Und dann gibt es noch das Problem der Nähe und Distanz. Zwar wurde ich bisher immer sehr freundlich empfangen und wie jemand, den man lange erwartet und auf den man sich seit langem gefreut hat behandelt – und doch waren die Personen, die ich aufsuchte mehr oder minder Fremde für mich. Es waren die Freunde meiner Mutter, die ich wenige Male gesehen hatte, nicht meine(!) alten Freunde (zumindest habe ich es so gesehen). Das Bindeglied zwischen uns war und ist meine Mutter. Doch ich konnte spüren, wie ich als „Miniausgabe“, als „Ersatz“, als „Nachfolger“ meiner Mutter gesehen wurde. Dieser Wunsch wurde ganz massiv an mich herangetragen. Aber obwohl ich sicherlich optisch einige ihrer Züge trage, Stimmlage und auch einige Charaktereigenschaften sich ähneln, gibt es doch viele Dinge, in denen ich mich merkbar von ihr unterscheide. Und diese Unterschiede wurden mit Trauer erkannt und mir – wahrscheinlich eher unbewußt, obwohl laut ausgesprochen – zum „Vorwurf“ gemacht. Ich lachte nicht über alte Witze, hatte nicht den gewohnten Humor meiner Mutter (aber auch ich lache ausgesprochen gern). - Ich habe dieses Bild, diesen Anspruch, zurückgewiesen. Ein weiterer Punkt nämlich, der das Gespräch und die Suche nach Informationen erschwert, ist, dass man durch Begegnung und Gespräch ganz konkret mit der Trauer und dem Verlust konfrontiert wird – und zwar nicht nur mit seiner eigenen! Ich selbst hatte und habe das Bedürfnis nach Information, muss mich aber nicht nur überwinden, Fragen zu stellen, sondern muss auch den jeweiligen psychischen und gesundheitlichen Zustand meines Gesprächspartners berücksichtigen, auch mit seiner Trauer umgehen können, nicht nur mit meiner eigenen!

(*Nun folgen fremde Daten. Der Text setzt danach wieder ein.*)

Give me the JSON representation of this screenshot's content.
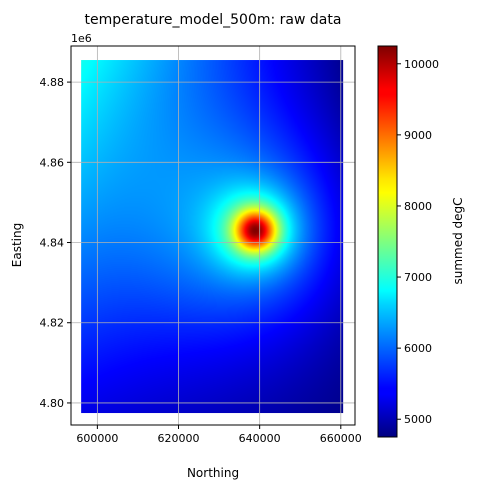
{
  "chart_data": {
    "type": "heatmap",
    "title": "temperature_model_500m: raw data",
    "xlabel": "Northing",
    "ylabel": "Easting",
    "y_offset_text": "1e6",
    "colorbar_label": "summed degC",
    "colormap": "jet",
    "grid": true,
    "xlim": [
      593500,
      663500
    ],
    "ylim": [
      4794500,
      4889000
    ],
    "x_ticks": [
      600000,
      620000,
      640000,
      660000
    ],
    "x_tick_labels": [
      "600000",
      "620000",
      "640000",
      "660000"
    ],
    "y_ticks": [
      4800000,
      4820000,
      4840000,
      4860000,
      4880000
    ],
    "y_tick_labels": [
      "4.80",
      "4.82",
      "4.84",
      "4.86",
      "4.88"
    ],
    "data_extent": {
      "x": [
        596000,
        660500
      ],
      "y": [
        4797500,
        4885500
      ]
    },
    "color_range": [
      4750,
      10250
    ],
    "colorbar_ticks": [
      5000,
      6000,
      7000,
      8000,
      9000,
      10000
    ],
    "colorbar_tick_labels": [
      "5000",
      "6000",
      "7000",
      "8000",
      "9000",
      "10000"
    ],
    "peak": {
      "x": 639000,
      "y": 4843000,
      "value": 10200
    },
    "corner_values": {
      "top_left": 6900,
      "top_right": 4800,
      "bottom_left": 5300,
      "bottom_right": 4800
    }
  }
}
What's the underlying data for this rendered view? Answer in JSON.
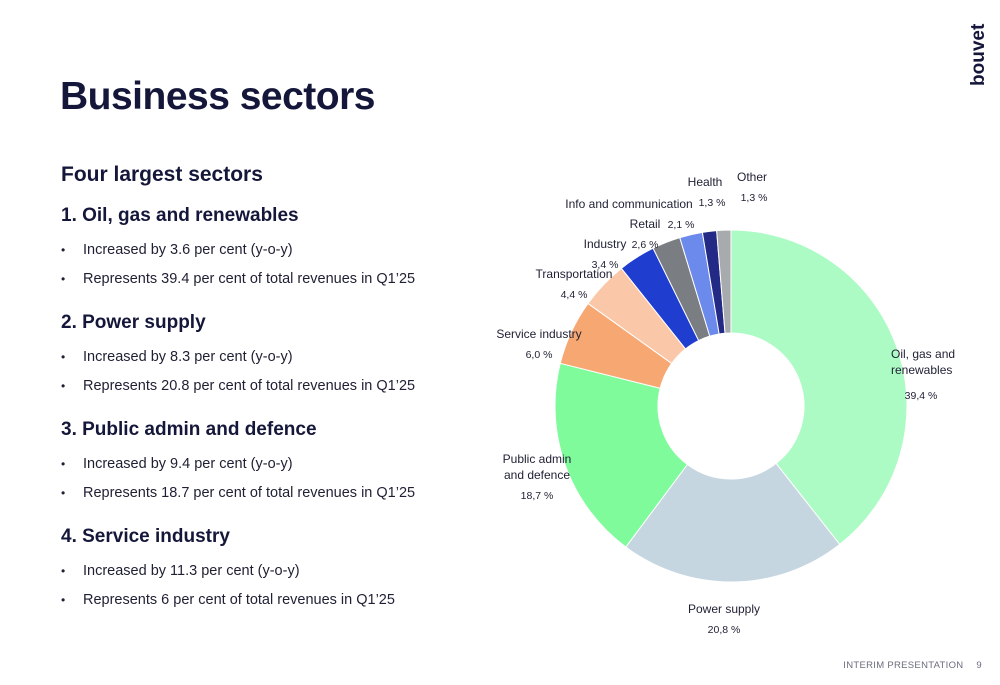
{
  "brand": {
    "logo_text": "bouvet"
  },
  "page": {
    "title": "Business sectors"
  },
  "content": {
    "subtitle": "Four largest sectors",
    "sectors": [
      {
        "title": "1. Oil, gas and renewables",
        "bullets": [
          "Increased by 3.6 per cent (y-o-y)",
          "Represents 39.4 per cent of total revenues in Q1’25"
        ]
      },
      {
        "title": "2. Power supply",
        "bullets": [
          "Increased by 8.3 per cent (y-o-y)",
          "Represents 20.8 per cent of total revenues in Q1’25"
        ]
      },
      {
        "title": "3. Public admin and defence",
        "bullets": [
          "Increased by 9.4 per cent (y-o-y)",
          "Represents 18.7 per cent of total revenues in Q1’25"
        ]
      },
      {
        "title": "4. Service industry",
        "bullets": [
          "Increased by 11.3 per cent (y-o-y)",
          "Represents 6 per cent of total revenues in Q1’25"
        ]
      }
    ]
  },
  "chart_data": {
    "type": "pie",
    "style": "donut",
    "start": "top",
    "direction": "clockwise",
    "labels": [
      "Oil, gas and renewables",
      "Power supply",
      "Public admin and defence",
      "Service industry",
      "Transportation",
      "Industry",
      "Retail",
      "Info and communication",
      "Health",
      "Other"
    ],
    "label_lines": [
      [
        "Oil, gas and",
        "renewables"
      ],
      [
        "Power supply"
      ],
      [
        "Public admin",
        "and defence"
      ],
      [
        "Service industry"
      ],
      [
        "Transportation"
      ],
      [
        "Industry"
      ],
      [
        "Retail"
      ],
      [
        "Info and communication"
      ],
      [
        "Health"
      ],
      [
        "Other"
      ]
    ],
    "values": [
      39.4,
      20.8,
      18.7,
      6.0,
      4.4,
      3.4,
      2.6,
      2.1,
      1.3,
      1.3
    ],
    "value_labels": [
      "39,4 %",
      "20,8 %",
      "18,7 %",
      "6,0 %",
      "4,4 %",
      "3,4 %",
      "2,6 %",
      "2,1 %",
      "1,3 %",
      "1,3 %"
    ],
    "colors": [
      "#adfbc4",
      "#c5d6e0",
      "#7ffb9c",
      "#f7a771",
      "#fac8a9",
      "#1f3ed0",
      "#7a7d82",
      "#6c89ec",
      "#232a86",
      "#a8abad"
    ],
    "legend": "none"
  },
  "footer": {
    "label": "INTERIM PRESENTATION",
    "page_number": "9"
  }
}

Allein meine Anwesenheit hat diese Trauer schon bewusst gemacht und konkretisiert und nicht jeder ist in seiner Trauerarbeit dann schon bereit zu dem offenen Gespräch, das ich mir wünsche und suche.
Die Suche nach Informationen ist also durchaus kompliziert und kann auch viel Wut, Enttäuschung und Tränen bedeuten! Ich hoffe, für dich und deine Suche, dass du auf offene und reife Menschen triffst, die deine Fragen zulassen und fördern und sie dir bereitwillig und geduldig beantworten!
Es ist ein schmerzvoller Aspekt, dass die Beziehung durch den Tod ein jähes Ende erfährt. Aber abgeschlossen ist sie dadurch dennoch nicht. Das Gegenüber lebt nicht mehr und dennoch bleibt die Beziehung lebendig, dennoch wandelt sie sich. Genau in dem Grad und genau in dem Maße, in dem wir uns selbst wandeln und weiterentwickeln. Jedesmal, wenn sich unsere Sicht der Welt und unsere Sicht auf uns selbst verändert, dann verändert sich auch die Sicht auf unsere Eltern. Daran ändert ihr Tod kein bisschen. Was er allerdings ändert, ist die Möglichkeit aktiv mit ihnen zu kommunizieren und zu interagieren. Es erfolgt keine direkte Antwort, keine Reaktion. Weder ist es möglich, sich für etwas zu entschuldigen und in den Augen seines Gegenübers die Annahme dieser Entschuldigung zu sehen, noch ist es möglich seine Wut und seine Freude zum Ausdruck zu bringen und dadurch etwas im Anderen zu berühren.
Das ist das, was ich persönlich als sehr schmerzhaft empfinde, genau das immer wieder aufs neue feststellen zu müssen und vorallem es zu akzeptieren. Denn anders ist wohl kaum ein gesundes und vitales Leben möglich.